Devletlerin birleşmesi, dağılmasından daha kolay mıdır? Çünkü, bir kısım güçler ve güç odakları el değiştirmektedir. Ayrıca, uluslararası denge hesapları da devreye girer.

***

Mısır’da Nâsır zamanında, 1959 yılında Mısır ve Suriye, ‘Birleşik Arab Cumhûriyeti’ adıyla ‘tek devlet’ oldular.

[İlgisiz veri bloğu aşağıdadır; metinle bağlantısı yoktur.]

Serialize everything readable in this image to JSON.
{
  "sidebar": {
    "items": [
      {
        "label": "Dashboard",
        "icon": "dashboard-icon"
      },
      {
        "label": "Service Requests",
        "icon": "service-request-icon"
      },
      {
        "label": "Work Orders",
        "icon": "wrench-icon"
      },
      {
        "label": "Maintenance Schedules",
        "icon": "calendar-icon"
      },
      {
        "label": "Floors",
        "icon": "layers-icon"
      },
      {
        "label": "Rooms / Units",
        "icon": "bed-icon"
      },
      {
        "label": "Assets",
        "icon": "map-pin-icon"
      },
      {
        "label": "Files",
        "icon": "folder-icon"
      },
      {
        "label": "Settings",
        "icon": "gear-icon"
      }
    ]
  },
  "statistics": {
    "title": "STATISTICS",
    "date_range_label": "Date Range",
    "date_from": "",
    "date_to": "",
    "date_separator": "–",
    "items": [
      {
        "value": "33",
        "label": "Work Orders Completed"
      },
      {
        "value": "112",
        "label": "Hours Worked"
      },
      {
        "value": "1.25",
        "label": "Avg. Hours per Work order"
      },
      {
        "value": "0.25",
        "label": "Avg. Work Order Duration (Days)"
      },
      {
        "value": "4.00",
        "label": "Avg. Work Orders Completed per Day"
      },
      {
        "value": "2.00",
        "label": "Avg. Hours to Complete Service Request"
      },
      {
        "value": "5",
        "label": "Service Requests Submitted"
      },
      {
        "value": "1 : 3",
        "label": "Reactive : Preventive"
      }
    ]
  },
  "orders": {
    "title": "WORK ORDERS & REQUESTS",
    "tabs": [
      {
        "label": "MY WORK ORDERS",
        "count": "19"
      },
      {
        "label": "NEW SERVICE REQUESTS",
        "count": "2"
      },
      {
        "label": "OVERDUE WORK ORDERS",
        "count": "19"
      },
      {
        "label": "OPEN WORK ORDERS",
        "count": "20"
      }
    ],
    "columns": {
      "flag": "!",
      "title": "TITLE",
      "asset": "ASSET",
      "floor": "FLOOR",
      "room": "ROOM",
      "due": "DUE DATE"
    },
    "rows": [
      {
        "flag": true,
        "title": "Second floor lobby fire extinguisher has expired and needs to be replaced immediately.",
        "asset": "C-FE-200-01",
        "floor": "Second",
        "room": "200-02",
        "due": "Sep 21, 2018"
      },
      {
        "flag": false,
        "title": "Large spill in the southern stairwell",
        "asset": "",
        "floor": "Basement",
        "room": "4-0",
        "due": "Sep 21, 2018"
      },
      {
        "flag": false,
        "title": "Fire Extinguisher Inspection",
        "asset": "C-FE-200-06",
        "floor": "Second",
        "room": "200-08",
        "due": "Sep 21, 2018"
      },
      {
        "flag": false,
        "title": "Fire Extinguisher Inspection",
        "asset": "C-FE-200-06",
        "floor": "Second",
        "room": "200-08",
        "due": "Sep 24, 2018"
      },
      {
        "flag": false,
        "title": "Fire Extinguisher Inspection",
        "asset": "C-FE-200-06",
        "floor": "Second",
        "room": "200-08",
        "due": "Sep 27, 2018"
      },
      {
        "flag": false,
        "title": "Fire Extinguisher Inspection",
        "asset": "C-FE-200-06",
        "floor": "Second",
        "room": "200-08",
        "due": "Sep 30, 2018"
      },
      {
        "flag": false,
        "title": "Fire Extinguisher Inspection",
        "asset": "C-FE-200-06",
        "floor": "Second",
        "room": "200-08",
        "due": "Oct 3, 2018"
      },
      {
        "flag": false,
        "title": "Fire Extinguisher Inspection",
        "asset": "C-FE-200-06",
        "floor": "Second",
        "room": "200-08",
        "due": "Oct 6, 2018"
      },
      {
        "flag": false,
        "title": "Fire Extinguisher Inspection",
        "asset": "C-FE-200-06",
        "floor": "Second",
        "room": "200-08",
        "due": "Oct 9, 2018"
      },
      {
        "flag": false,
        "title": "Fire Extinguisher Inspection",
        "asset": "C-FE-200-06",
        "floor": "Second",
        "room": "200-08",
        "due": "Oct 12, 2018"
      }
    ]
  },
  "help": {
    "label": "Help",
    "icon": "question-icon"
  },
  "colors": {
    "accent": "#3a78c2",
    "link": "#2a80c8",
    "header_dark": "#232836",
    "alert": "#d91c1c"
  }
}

Ama, bu ‘tek devlet’iki parçalı’ idi ve bu ‘parça’lar, birbirine en yakın noktada 350 km.’lik bir uzaklıktaydı. Büyük hayallerle kurulan bu‘ birlik’ 2 yıl sonra dağıldı.

***

1947’de kurulan Pakistan Devleti de, birbirinden 2 bin km. uzaklıktaki iki parçadan oluşuyordu, (Bengal Körfezi’ndeki) Doğu Pakistan ve (Pencâb Vâdisi’ndeki) Batı Pakistan.. arada da, dev düşman Hindistan vardı. Ve bu (kağıt üzerinde tek olan) devlet de 1971’de ve iki tarafı da Müslüman olan bu iki parça, 1 milyondan fazla insanı yutan korkunç kanlı bir iç-savaş sonunda iki ayrı devlete, Pakistan ve Bangladeş’e dönüştü.

Arada düşman devletlerin bulunduğu, coğrafî bitişik sınırların olmadığı devletlerin ‘birlik’ olmakta başarılı örnek oluşturamadığını hatırlamak da faydalı olur.

***

Azerbaycan ve Ermenistan güçleri arasında dün yeni çatışmalar meydana geldi.

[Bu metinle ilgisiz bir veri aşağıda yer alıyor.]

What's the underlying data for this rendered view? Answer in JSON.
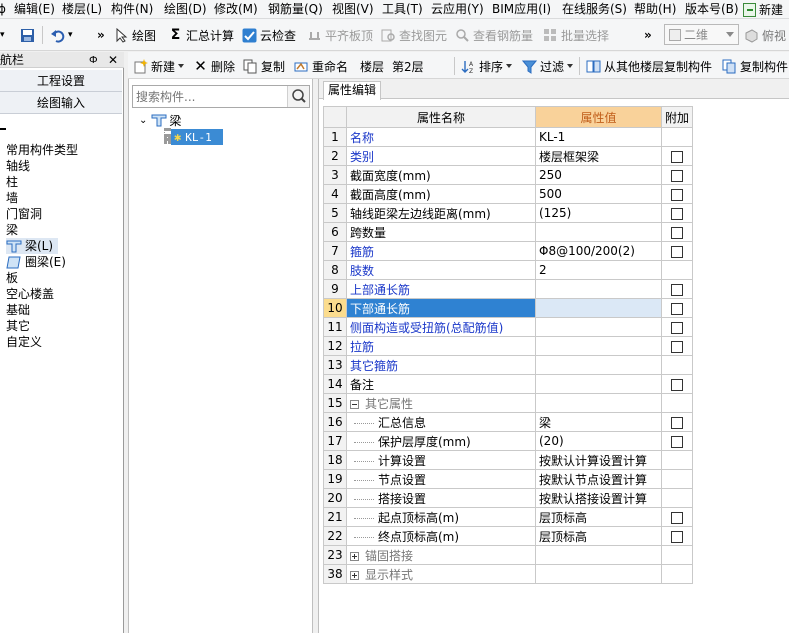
{
  "menubar": {
    "items": [
      "编辑(E)",
      "楼层(L)",
      "构件(N)",
      "绘图(D)",
      "修改(M)",
      "钢筋量(Q)",
      "视图(V)",
      "工具(T)",
      "云应用(Y)",
      "BIM应用(I)",
      "在线服务(S)",
      "帮助(H)",
      "版本号(B)",
      "新建"
    ]
  },
  "toolbar1": {
    "draw": "绘图",
    "sum": "汇总计算",
    "cloud_check": "云检查",
    "level_slab": "平齐板顶",
    "find_element": "查找图元",
    "view_rebar": "查看钢筋量",
    "batch_select": "批量选择",
    "view_mode": "二维",
    "view_angle": "俯视"
  },
  "toolbar2": {
    "new": "新建",
    "delete": "删除",
    "copy": "复制",
    "rename": "重命名",
    "floor_label": "楼层",
    "floor_value": "第2层",
    "sort": "排序",
    "filter": "过滤",
    "copy_from_other": "从其他楼层复制构件",
    "copy_component": "复制构件"
  },
  "nav": {
    "title": "航栏",
    "pin": "Ф",
    "close": "✕",
    "btn_project": "工程设置",
    "btn_draw": "绘图输入",
    "items": [
      "常用构件类型",
      "轴线",
      "柱",
      "墙",
      "门窗洞",
      "梁"
    ],
    "beam_sub": [
      "梁(L)",
      "圈梁(E)"
    ],
    "items_after": [
      "板",
      "空心楼盖",
      "基础",
      "其它",
      "自定义"
    ]
  },
  "tree": {
    "search_placeholder": "搜索构件...",
    "root": "梁",
    "child": "KL-1"
  },
  "props": {
    "tab": "属性编辑",
    "header_name": "属性名称",
    "header_value": "属性值",
    "header_extra": "附加",
    "rows": [
      {
        "num": "1",
        "name": "名称",
        "value": "KL-1"
      },
      {
        "num": "2",
        "name": "类别",
        "value": "楼层框架梁"
      },
      {
        "num": "3",
        "name": "截面宽度(mm)",
        "value": "250"
      },
      {
        "num": "4",
        "name": "截面高度(mm)",
        "value": "500"
      },
      {
        "num": "5",
        "name": "轴线距梁左边线距离(mm)",
        "value": "(125)"
      },
      {
        "num": "6",
        "name": "跨数量",
        "value": ""
      },
      {
        "num": "7",
        "name": "箍筋",
        "value": "Φ8@100/200(2)"
      },
      {
        "num": "8",
        "name": "肢数",
        "value": "2"
      },
      {
        "num": "9",
        "name": "上部通长筋",
        "value": ""
      },
      {
        "num": "10",
        "name": "下部通长筋",
        "value": ""
      },
      {
        "num": "11",
        "name": "侧面构造或受扭筋(总配筋值)",
        "value": ""
      },
      {
        "num": "12",
        "name": "拉筋",
        "value": ""
      },
      {
        "num": "13",
        "name": "其它箍筋",
        "value": ""
      },
      {
        "num": "14",
        "name": "备注",
        "value": ""
      },
      {
        "num": "15",
        "name": "其它属性",
        "value": ""
      },
      {
        "num": "16",
        "name": "汇总信息",
        "value": "梁"
      },
      {
        "num": "17",
        "name": "保护层厚度(mm)",
        "value": "(20)"
      },
      {
        "num": "18",
        "name": "计算设置",
        "value": "按默认计算设置计算"
      },
      {
        "num": "19",
        "name": "节点设置",
        "value": "按默认节点设置计算"
      },
      {
        "num": "20",
        "name": "搭接设置",
        "value": "按默认搭接设置计算"
      },
      {
        "num": "21",
        "name": "起点顶标高(m)",
        "value": "层顶标高"
      },
      {
        "num": "22",
        "name": "终点顶标高(m)",
        "value": "层顶标高"
      },
      {
        "num": "23",
        "name": "锚固搭接",
        "value": ""
      },
      {
        "num": "38",
        "name": "显示样式",
        "value": ""
      }
    ]
  }
}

Ermenistan, Azerbaycan nüfusunun üçte biri (3 milyon kadar) küçücük ve oldukça fakir halkına ve oldukça zayıf ekonomisine rağmen, Azerbaycan topraklarının yaklaşık beşte birini, 27 senedir işgali altında tutabiliyor.

Asıl gerilim konusu olan ve 1890’larda nüfusunun hemen tamamı Müslüman olan, ama şimdi tablo tamamen tersyüz olup, yüzde 90’ından fazlası ermenilerden oluşan ve Azerbaycan içinde, ama Ermenistan’la coğrafî bir bağı olmayan bir adacık gibi duran Dağlık Karabağ (Nagorno Qarabagh) ile, bu bölgeyi Ermenistan’a bağlayan bölgeler ve daha fazlası, Ermenistan’ın 1992’lerde başlayan askerî saldırılarıyla, işgal altına girmiş bulunuyor. Ama, bu bölgelerden kaçan 1 milyonu aşkın sivil halk, (Haydar Aliyev’in deyimiyle) ‘qaçgın’lar’, çeyrek yüzyılı aşkın bir zamandır, öz evlerinden, yurtlarından uzakta Bakû ve diğer şehirlerde perişan vaziyetteler..

Azerbaycan 27 yıldır bir şey yapamıyor, çünkü Rusya ve Ermenistan arasındaki ‘Savunma İşbirliği Andlaşması’ sebebiyle, karşısında Ermenistan değil Rusya var.

***

Bu durumda, Türkiye’nin Azerbaycan’a direkt bir yardımda bulunması da zor.. 1992’de Ermenistan, Azerbaycan içlerinde ilerleyip işgalini genişletirken, Türkiye C. Başkanı Turgut Özal, o dönemde Dışişleri Bakanı olan Hikmet Çetin’in anlattığına göre, ‘Ermenistan sınırına bir tümen asker gönderelim..’ der.. Çetin’in, ‘Niçin efendim?’ sorusu üzerine, Özal, ‘Belki korkarlar..’ diye açıklar gerekçesini.. Ama, ‘Ya korkmazlarsa!’ sorusu üzerine susar.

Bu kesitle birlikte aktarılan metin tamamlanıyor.